Slightly busier schedules towards the end of September are not abnormal, in view of the up-coming exam period, says UM student psychologist Liesbeth Mouha. But the psychologists did not expect a sixfold increase of the waiting time (from three days to four weeks). “In comparison to last year, there now have been almost twice as many weekly registrations,” says Mouha.
Mouha thinks that this is not because there are more problems, but “students find their way us more easily, both for our group sessions and for individual appointments.” For that there has been an intensive advertising campaign last year, mainly through social media. The emphasis was in particular on the new group events they offered, consisting of lectures, workshops and training sessions.

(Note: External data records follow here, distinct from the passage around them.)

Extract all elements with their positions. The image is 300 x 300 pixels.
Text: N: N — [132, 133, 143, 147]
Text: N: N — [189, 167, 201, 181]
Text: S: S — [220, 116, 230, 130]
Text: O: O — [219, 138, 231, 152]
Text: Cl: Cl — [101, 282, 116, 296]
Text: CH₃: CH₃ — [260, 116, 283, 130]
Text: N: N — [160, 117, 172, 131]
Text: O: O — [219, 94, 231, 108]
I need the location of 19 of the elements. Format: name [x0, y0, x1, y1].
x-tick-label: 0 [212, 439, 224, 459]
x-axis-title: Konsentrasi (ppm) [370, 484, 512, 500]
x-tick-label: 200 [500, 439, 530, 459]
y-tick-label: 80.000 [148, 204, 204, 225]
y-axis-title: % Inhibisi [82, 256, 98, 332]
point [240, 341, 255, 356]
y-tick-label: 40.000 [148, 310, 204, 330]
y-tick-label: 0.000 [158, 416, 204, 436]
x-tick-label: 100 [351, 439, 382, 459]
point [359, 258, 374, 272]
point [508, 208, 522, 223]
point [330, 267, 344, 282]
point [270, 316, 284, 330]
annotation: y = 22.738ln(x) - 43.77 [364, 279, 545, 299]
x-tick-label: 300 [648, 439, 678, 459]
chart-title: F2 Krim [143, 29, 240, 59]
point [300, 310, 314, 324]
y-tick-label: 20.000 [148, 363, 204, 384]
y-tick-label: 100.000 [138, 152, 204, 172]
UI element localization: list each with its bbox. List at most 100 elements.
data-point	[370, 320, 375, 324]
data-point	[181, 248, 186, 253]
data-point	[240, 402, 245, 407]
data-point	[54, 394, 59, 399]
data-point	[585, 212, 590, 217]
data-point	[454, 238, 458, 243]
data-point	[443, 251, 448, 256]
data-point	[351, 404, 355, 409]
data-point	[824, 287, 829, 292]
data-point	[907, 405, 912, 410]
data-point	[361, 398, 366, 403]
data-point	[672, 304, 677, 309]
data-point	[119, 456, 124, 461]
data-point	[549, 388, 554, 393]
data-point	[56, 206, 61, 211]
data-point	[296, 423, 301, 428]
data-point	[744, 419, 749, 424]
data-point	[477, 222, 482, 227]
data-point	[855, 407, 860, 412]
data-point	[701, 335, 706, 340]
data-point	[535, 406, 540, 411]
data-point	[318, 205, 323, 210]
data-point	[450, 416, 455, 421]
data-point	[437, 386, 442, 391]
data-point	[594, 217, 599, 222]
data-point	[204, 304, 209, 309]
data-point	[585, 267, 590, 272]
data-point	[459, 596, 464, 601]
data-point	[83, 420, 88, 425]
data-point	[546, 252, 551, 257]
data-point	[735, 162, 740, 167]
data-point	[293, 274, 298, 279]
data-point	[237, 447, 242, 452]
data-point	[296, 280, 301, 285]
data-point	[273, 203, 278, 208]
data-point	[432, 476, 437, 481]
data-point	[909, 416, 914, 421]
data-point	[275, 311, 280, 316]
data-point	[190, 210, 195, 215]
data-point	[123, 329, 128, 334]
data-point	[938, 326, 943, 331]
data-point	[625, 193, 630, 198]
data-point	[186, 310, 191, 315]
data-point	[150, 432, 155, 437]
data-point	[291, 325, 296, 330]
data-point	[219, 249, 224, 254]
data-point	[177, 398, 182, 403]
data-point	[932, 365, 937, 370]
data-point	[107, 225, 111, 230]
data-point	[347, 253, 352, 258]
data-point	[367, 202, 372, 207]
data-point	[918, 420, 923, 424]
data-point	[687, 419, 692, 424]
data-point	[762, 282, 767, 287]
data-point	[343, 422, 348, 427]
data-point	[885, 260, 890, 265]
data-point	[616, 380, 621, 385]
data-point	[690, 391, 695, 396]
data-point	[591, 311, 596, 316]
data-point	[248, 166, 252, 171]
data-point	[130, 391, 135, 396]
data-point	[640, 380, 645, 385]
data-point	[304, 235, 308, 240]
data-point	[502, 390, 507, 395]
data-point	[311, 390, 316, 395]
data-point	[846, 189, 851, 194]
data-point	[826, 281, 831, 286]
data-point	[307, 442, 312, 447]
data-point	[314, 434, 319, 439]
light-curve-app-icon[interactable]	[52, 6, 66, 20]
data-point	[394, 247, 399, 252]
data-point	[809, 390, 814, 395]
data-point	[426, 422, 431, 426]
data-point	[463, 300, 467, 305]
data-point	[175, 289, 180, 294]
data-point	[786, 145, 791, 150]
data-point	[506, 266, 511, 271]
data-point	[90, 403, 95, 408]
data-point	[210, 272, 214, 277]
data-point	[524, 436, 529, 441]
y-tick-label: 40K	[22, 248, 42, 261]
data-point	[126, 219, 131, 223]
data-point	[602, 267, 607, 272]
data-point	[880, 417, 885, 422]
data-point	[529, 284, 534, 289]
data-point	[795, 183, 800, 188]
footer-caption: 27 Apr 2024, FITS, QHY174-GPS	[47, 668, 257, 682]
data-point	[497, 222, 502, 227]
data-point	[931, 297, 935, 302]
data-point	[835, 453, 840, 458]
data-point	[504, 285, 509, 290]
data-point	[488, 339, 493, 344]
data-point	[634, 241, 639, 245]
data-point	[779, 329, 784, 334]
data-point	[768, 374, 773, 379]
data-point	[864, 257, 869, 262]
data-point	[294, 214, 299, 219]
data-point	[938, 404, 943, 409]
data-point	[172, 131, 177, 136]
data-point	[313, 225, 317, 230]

Would extra student psychologists be a solution? Student members of the University Council have been asking for this for years. Mouha doesn't think so. “Where would it end? In many cases, this concerns students with a lot of stress; they often benefit a great deal from a group workshop on stress management. We need to ensure that only those people who really need individual help, approach the student psychologists. Students often prefer to make an individual appointment, they find that easier. We are going to investigate how we can lower the threshold for the group sessions.”
To reduce waiting times permanently, more group sessions will be introduced “as quickly as possible”. In addition – in order to tackle waiting times in the short term – they will organise more intake interviews for the weeks to come. Lastly, the UM student psychologists are thinking of increasing the number of hours available for consultations without an appointment and using some of that time to schedule intake interviews.